There is no package because it's part of the base OS. However, there is a sysutils/megacli port which provides the MegaCli command line tools. This is also downloadable from Avago's website.


----------



## tobik@ (Nov 25, 2015)

marypoppins said:


> thank you very much
> I would like to use it on an another freebsd-based os, which hasn't got it. So I would like to get the package (which includes it), transfer and install on that system (hoping there is no other dependencies). Is there any way to get the binary file or the package that includes it?
> thank you


Try copying /usr/sbin/mfiutil from an existing FreeBSD install, or you could extract it from e.g. http://ftp.freebsd.org/pub/FreeBSD/releases/amd64/9.3-RELEASE/base.txz. It seems to just depend on libc and libutil.


----------



## ANOKNUSA (Nov 27, 2015)

tobik said:


> Try copying /usr/sbin/mfiutil from an existing FreeBSD install, or you could extract it from e.g. http://ftp.freebsd.org/pub/FreeBSD/releases/amd64/9.3-RELEASE/base.txz. It seems to just depend on libc and libutil.

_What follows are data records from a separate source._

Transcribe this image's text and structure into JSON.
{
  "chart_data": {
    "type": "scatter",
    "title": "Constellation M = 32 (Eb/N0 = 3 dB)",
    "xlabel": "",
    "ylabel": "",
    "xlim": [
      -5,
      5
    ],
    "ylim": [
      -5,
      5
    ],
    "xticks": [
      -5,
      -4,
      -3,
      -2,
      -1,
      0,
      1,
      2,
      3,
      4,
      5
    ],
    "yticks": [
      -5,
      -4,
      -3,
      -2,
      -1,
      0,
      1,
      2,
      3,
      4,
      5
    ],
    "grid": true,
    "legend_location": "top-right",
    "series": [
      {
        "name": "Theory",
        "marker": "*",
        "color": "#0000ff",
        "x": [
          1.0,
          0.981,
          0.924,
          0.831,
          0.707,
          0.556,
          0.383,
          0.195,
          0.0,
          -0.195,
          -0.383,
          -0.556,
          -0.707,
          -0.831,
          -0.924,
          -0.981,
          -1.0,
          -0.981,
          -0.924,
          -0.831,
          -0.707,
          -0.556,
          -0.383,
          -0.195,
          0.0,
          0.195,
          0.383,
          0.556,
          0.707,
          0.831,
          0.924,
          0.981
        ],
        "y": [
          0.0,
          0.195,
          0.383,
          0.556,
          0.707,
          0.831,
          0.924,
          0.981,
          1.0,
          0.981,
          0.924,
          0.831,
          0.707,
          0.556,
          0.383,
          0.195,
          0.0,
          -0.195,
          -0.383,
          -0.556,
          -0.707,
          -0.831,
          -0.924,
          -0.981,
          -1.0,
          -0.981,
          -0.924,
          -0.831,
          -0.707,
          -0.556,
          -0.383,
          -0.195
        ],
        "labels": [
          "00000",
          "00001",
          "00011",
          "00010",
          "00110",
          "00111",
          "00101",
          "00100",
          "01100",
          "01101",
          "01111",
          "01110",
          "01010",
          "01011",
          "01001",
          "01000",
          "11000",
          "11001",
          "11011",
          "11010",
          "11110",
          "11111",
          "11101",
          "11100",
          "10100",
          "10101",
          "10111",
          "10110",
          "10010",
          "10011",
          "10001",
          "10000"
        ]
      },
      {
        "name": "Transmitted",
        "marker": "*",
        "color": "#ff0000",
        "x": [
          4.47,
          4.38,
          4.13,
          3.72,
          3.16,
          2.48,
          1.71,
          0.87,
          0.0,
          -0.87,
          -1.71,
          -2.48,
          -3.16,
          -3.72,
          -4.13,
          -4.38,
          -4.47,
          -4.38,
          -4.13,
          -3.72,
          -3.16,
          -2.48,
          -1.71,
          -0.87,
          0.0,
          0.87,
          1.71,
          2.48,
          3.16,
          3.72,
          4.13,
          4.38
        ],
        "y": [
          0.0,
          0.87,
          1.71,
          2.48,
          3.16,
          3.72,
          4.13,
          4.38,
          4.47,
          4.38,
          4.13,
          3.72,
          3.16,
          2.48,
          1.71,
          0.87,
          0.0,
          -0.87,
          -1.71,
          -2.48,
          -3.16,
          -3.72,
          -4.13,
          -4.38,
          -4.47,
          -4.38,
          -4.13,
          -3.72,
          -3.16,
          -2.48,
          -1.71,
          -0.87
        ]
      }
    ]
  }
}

If it's a choice between this and just using FreeBSD proper, just install and configure FreeBSD. It might be easier in the short-term to just copy a file over, but then again if this "FreeBSD-based" OS is incomplete, and the OP needs what FreeBSD itself has, well...

EDIT: Also, a reminder for @marypoppins . Bullet point 5 in the second list might be noteworthy.


----------